Serves 4. Active and total time 25 minutes.
At-home cooking classes are great! Cook & Party brings ingredients, dishes, and wine to your NYC apartment and helps you make delicious Italian food. I wouldn’t have thought to make gnocchi at home, but it was easy to do. If you’re willing to clean up the flour later, this makes for a really fun evening.
These gnocchi have ricotta cheese instead of potato—which Chef Chiara said actually makes them lighter. Although cheese is high in fat, a small portion of these gnocchi won’t irritate heartburn. The difficult part is deciding how to serve them.

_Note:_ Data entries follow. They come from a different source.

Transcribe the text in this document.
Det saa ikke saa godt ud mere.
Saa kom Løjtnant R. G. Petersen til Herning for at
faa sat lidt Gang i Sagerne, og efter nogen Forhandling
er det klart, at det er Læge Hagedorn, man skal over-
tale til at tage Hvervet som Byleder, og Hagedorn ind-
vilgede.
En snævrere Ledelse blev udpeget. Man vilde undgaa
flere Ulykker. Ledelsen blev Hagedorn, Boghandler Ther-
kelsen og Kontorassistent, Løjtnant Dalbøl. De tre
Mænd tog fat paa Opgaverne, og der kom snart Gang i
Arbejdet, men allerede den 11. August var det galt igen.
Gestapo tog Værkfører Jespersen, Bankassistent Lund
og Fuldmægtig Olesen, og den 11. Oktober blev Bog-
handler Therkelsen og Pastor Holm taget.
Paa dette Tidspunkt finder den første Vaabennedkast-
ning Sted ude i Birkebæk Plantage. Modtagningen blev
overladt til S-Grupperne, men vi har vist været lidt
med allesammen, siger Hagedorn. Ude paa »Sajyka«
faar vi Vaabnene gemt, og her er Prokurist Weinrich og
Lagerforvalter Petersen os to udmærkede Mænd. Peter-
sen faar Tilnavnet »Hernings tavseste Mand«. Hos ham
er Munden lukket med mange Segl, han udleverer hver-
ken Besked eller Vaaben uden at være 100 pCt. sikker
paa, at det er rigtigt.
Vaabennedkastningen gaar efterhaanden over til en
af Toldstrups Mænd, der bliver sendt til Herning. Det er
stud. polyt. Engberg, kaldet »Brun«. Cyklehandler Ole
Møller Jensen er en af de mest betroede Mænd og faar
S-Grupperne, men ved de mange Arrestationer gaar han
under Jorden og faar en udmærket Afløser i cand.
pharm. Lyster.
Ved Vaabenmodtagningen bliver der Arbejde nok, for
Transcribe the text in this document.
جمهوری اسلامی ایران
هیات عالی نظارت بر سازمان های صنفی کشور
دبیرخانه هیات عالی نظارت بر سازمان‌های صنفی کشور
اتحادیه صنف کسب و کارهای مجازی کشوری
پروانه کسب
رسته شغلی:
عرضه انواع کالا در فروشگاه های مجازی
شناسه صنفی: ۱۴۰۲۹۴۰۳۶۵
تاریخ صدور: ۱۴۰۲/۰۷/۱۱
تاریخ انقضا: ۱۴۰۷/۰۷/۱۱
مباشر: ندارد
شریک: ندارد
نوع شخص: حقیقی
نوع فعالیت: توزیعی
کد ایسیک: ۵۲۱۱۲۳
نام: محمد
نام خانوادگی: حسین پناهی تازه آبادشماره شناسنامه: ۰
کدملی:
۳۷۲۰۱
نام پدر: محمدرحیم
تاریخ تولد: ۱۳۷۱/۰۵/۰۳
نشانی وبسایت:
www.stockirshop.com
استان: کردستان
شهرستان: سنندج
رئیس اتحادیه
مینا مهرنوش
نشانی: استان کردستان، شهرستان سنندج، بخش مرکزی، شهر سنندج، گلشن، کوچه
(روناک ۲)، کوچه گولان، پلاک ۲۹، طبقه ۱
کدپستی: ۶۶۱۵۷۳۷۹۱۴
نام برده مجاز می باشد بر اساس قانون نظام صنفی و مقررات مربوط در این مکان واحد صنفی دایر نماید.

We made a Sicilian sauce with tomato, eggplant, and basil.
The tomatoes (along with all of the wine I drank) made this a very bad night for GERD. I should have set aside some of the sauteed eggplant before the tomatoes were added. The gnocchi would be delicious lightly dressed with eggplant, a little olive oil, and fresh basil. Chiara also suggested the combination of olive oil and sage.
I’m going to experiment with this recipe to see if I can make the gnocchi more reflux-friendly. Adding some whole-wheat flour and reducing the cheese are on my to-do list. But even as is, these are a great option for impressing dinner guests, as long as you choose an appropriate sauce.
- 1/2 lb ricotta cheese
- 2 eggs
- 1 1/4 cups flour, plus more for kneading
- 1/2 cup parmesan cheese
- 1/4 tsp nutmeg
- 1/2 tsp salt
- Mix all ingredients in a large bowl and knead until a dough forms. If it’s very sticky, add a bit more flour.
- Flour the surface of a clean counter and knead the dough until completely smooth. Roll it into logs about 1 inch thick, and use a floured knife to cut them into 3/4-inch pieces of gnocchi. Arrange them on a floured baking sheet as you go.
- Boil a large pot of water and add a pinch of salt. Add the gnocchi in batches and cook briefly (2 to 3 minutes), just until they float to the surface. Drain and serve with your favorite sauce.
Serves 6. Recipe courtesy Cook & Party.